In The Public Domain

A few days ago we went to buy groceries.  In the coffee aisle I found a bag of ground coffee sold by a local company that was called the “Einstein Blend” and featured a drawing of Albert Einstein sipping a cup of coffee.  The slogan under the drawing read:  “An intelligent, medium roast blend of African and Costa Rican coffees.”

Albert Einstein, that unique, world-changing genius, probably the most famous scientist in history, on the cover of a coffee packet?  What’s the world coming to?

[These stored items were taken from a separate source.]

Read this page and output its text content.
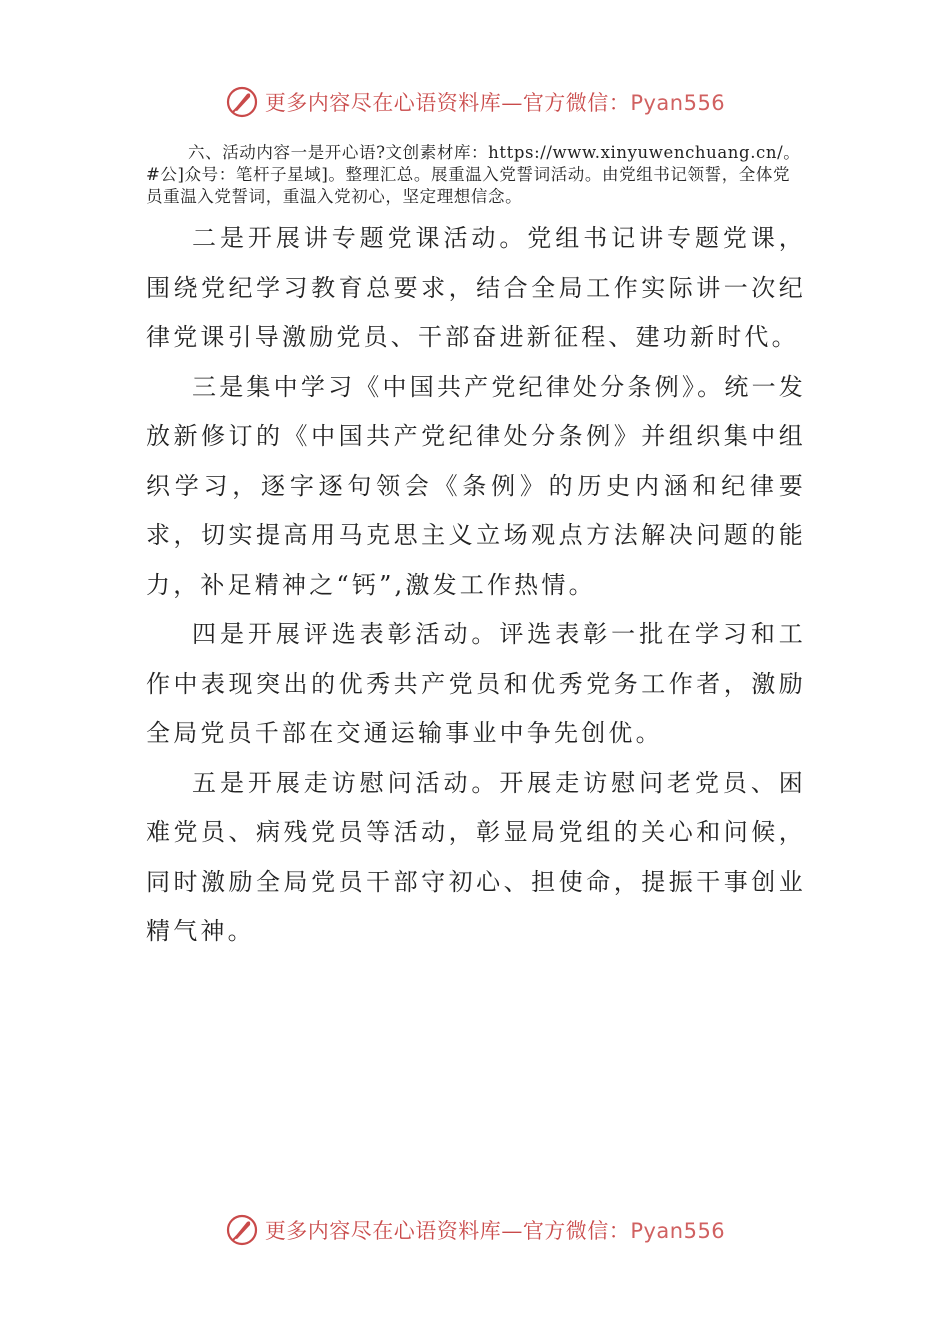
更多内容尽在心语资料库—官方微信：Pyan556

六、活动内容一是开心语?文创素材库：https://www.xinyuwenchuang.cn/。#公]众号：笔杆子星域]。整理汇总。展重温入党誓词活动。由党组书记领誓，全体党员重温入党誓词，重温入党初心，坚定理想信念。

二是开展讲专题党课活动。党组书记讲专题党课，围绕党纪学习教育总要求，结合全局工作实际讲一次纪律党课引导激励党员、干部奋进新征程、建功新时代。

三是集中学习《中国共产党纪律处分条例》。统一发放新修订的《中国共产党纪律处分条例》并组织集中组织学习，逐字逐句领会《条例》的历史内涵和纪律要求，切实提高用马克思主义立场观点方法解决问题的能力，补足精神之“钙”,激发工作热情。

四是开展评选表彰活动。评选表彰一批在学习和工作中表现突出的优秀共产党员和优秀党务工作者，激励全局党员千部在交通运输事业中争先创优。

五是开展走访慰问活动。开展走访慰问老党员、困难党员、病残党员等活动，彰显局党组的关心和问候，同时激励全局党员干部守初心、担使命，提振干事创业精气神。

更多内容尽在心语资料库—官方微信：Pyan556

The value, and price, of being famous is that your image has value.  But at some point your image and likeness is no longer your own.  When a notable person dies, the clock starts ticking, and ultimately the right to publicity expires and the famous person’s image and likeness slip into the public domain for anyone to use.  That’s why it’s not unusual to see Abraham Lincoln, stovepipe hat and all, in TV ads for car insurance and other products of the modern world.  In the case of the Discoverer of the Theory of Relativity, who died in 1955, a 2012 court ruling concluded that his post mortem publicity rights had expired.  As a result, Albert Einstein’s grandfatherly likeness, with that familiar halo of hair and wise, kindly look in his eyes, is now fair game for advertisers.

At least coffee is a product that Einstein actually used (and enjoyed), unlike Abe Lincoln and car insurance.  And by the way, I bought a pack of the Einstein Blend — how could I not? — and it’s pretty good coffee.  Drinking it, I feel smarter already.